Pada pagi hari tanggal 9 November, 72 sekolah berasrama antar-tingkat di 14 provinsi perbatasan diresmikan secara serentak dengan partisipasi dan arahan langsung dari Perdana Menteri dan Wakil Perdana Menteri di berbagai lokasi. Keputusan ini strategis sekaligus memiliki "sentuhan" yang sangat spesifik terhadap kehidupan dan masa depan puluhan ribu anak di daerah pegunungan dan etnis minoritas.

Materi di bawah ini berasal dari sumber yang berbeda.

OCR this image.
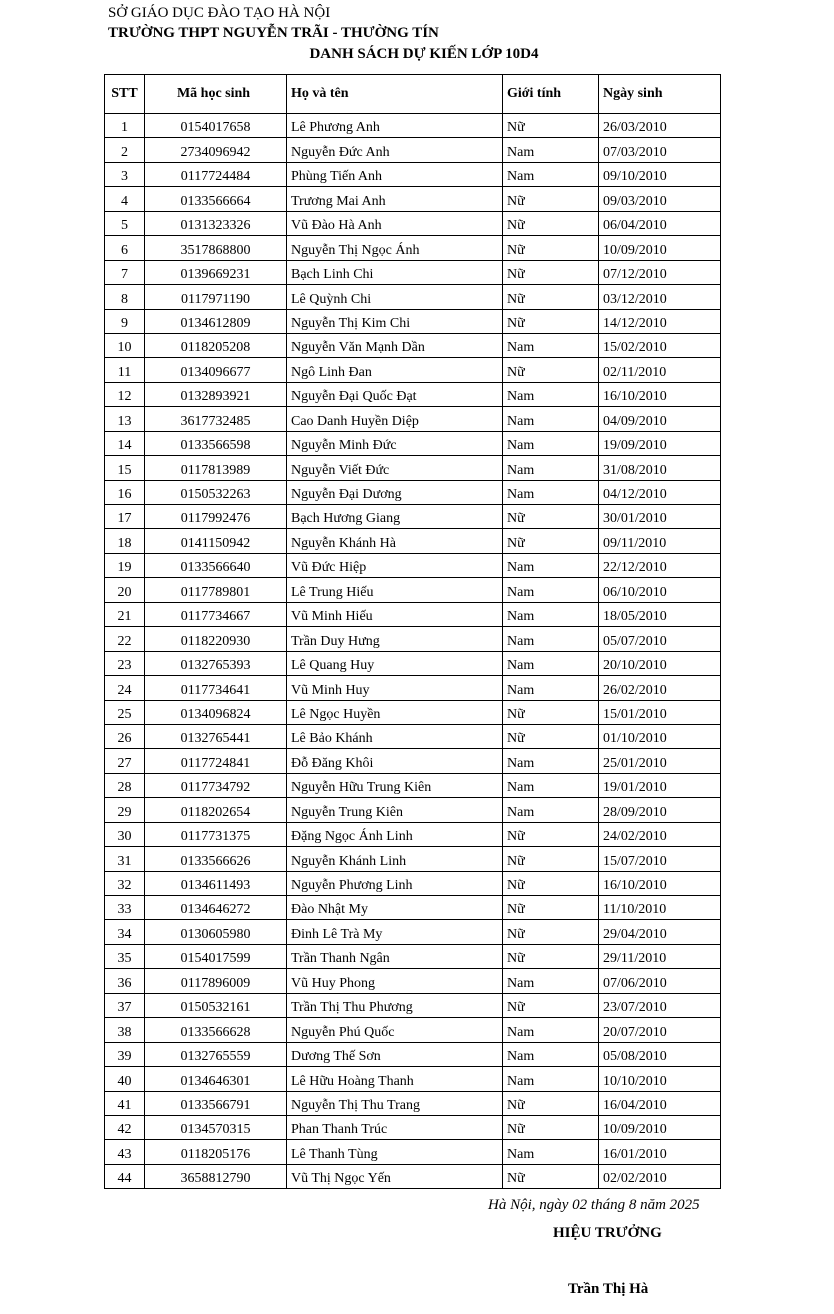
SỞ GIÁO DỤC ĐÀO TẠO HÀ NỘI
TRƯỜNG THPT NGUYỄN TRÃI - THƯỜNG TÍN
DANH SÁCH DỰ KIẾN LỚP 10D4
STT	Mã học sinh	Họ và tên	Giới tính	Ngày sinh
1	0154017658	Lê Phương Anh	Nữ	26/03/2010
2	2734096942	Nguyễn Đức Anh	Nam	07/03/2010
3	0117724484	Phùng Tiến Anh	Nam	09/10/2010
4	0133566664	Trương Mai Anh	Nữ	09/03/2010
5	0131323326	Vũ Đào Hà Anh	Nữ	06/04/2010
6	3517868800	Nguyễn Thị Ngọc Ánh	Nữ	10/09/2010
7	0139669231	Bạch Linh Chi	Nữ	07/12/2010
8	0117971190	Lê Quỳnh Chi	Nữ	03/12/2010
9	0134612809	Nguyễn Thị Kim Chi	Nữ	14/12/2010
10	0118205208	Nguyễn Văn Mạnh Dần	Nam	15/02/2010
11	0134096677	Ngô Linh Đan	Nữ	02/11/2010
12	0132893921	Nguyễn Đại Quốc Đạt	Nam	16/10/2010
13	3617732485	Cao Danh Huyền Diệp	Nam	04/09/2010
14	0133566598	Nguyễn Minh Đức	Nam	19/09/2010
15	0117813989	Nguyễn Viết Đức	Nam	31/08/2010
16	0150532263	Nguyễn Đại Dương	Nam	04/12/2010
17	0117992476	Bạch Hương Giang	Nữ	30/01/2010
18	0141150942	Nguyễn Khánh Hà	Nữ	09/11/2010
19	0133566640	Vũ Đức Hiệp	Nam	22/12/2010
20	0117789801	Lê Trung Hiếu	Nam	06/10/2010
21	0117734667	Vũ Minh Hiếu	Nam	18/05/2010
22	0118220930	Trần Duy Hưng	Nam	05/07/2010
23	0132765393	Lê Quang Huy	Nam	20/10/2010
24	0117734641	Vũ Minh Huy	Nam	26/02/2010
25	0134096824	Lê Ngọc Huyền	Nữ	15/01/2010
26	0132765441	Lê Bảo Khánh	Nữ	01/10/2010
27	0117724841	Đỗ Đăng Khôi	Nam	25/01/2010
28	0117734792	Nguyễn Hữu Trung Kiên	Nam	19/01/2010
29	0118202654	Nguyễn Trung Kiên	Nam	28/09/2010
30	0117731375	Đặng Ngọc Ánh Linh	Nữ	24/02/2010
31	0133566626	Nguyễn Khánh Linh	Nữ	15/07/2010
32	0134611493	Nguyễn Phương Linh	Nữ	16/10/2010
33	0134646272	Đào Nhật My	Nữ	11/10/2010
34	0130605980	Đinh Lê Trà My	Nữ	29/04/2010
35	0154017599	Trần Thanh Ngân	Nữ	29/11/2010
36	0117896009	Vũ Huy Phong	Nam	07/06/2010
37	0150532161	Trần Thị Thu Phương	Nữ	23/07/2010
38	0133566628	Nguyễn Phú Quốc	Nam	20/07/2010
39	0132765559	Dương Thế Sơn	Nam	05/08/2010
40	0134646301	Lê Hữu Hoàng Thanh	Nam	10/10/2010
41	0133566791	Nguyễn Thị Thu Trang	Nữ	16/04/2010
42	0134570315	Phan Thanh Trúc	Nữ	10/09/2010
43	0118205176	Lê Thanh Tùng	Nam	16/01/2010
44	3658812790	Vũ Thị Ngọc Yến	Nữ	02/02/2010
Hà Nội, ngày 02 tháng 8 năm 2025
HIỆU TRƯỞNG
Trần Thị Hà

Báo Đại biểu Nhân dânBáo Đại biểu Nhân dân09/11/2025


tanpa judul-1(3).jpg

Perdana Menteri Pham Minh Chinh dan para delegasi meresmikan pembangunan sekolah berasrama tingkat dasar dan menengah di Kelurahan Yen Khuong, Thanh Hoa . Foto: Duong Giang/VNA

Lebih lanjut, acara ini juga menunjukkan bagaimana kita mempersiapkan fondasi manusia untuk tahun-tahun mendatang dalam konteks seluruh negeri menjelang Kongres Partai Nasional ke-14 dengan ideologi inti: menyelaraskan pembangunan budaya dan manusia dengan pembangunan ekonomi, politik , dan sosial bukanlah slogan, melainkan serangkaian tindakan spesifik dan terukur di pelosok negeri. Upacara peletakan batu pertama 72 sekolah berasrama antar jenjang pada tahap 1 program ini diperkirakan akan selesai sebelum tahun ajaran 2026-2027, sebuah tonggak sejarah yang menunjukkan tekad untuk mewujudkan tekad politik menjadi hasil nyata.

tanpa judul-1(4).jpg

Wakil Perdana Menteri Tetap Nguyen Hoa Binh dan para delegasi meresmikan upacara peletakan batu pertama proyek sekolah perbatasan di Ha Tinh. Foto: Huu Quyet/VNA

“Arsitektur sosial” baru untuk wilayah perbatasan

Dengan menelaah lebih dalam komponen-komponen proyek, kami melihat bahwa model "asrama antar-tingkat" bukan sekadar solusi infrastruktur pendidikan. Model ini merupakan arsitektur sosial baru untuk wilayah perbatasan: ruang kelas - asrama - ruang makan - aula serbaguna - perpustakaan - infrastruktur teknis yang sinkron, dengan skala sekitar 1.000 hingga lebih dari 1.200 siswa per sekolah, cukup untuk menciptakan "klaster komunitas belajar" - di mana anak-anak tidak lagi harus menyeberangi sungai selama musim banjir, tidak lagi tidur di tempat tinggal sementara, di mana makanan, tidur, kesehatan, kebersihan, dan keselamatan terstandarisasi sesuai standar nasional.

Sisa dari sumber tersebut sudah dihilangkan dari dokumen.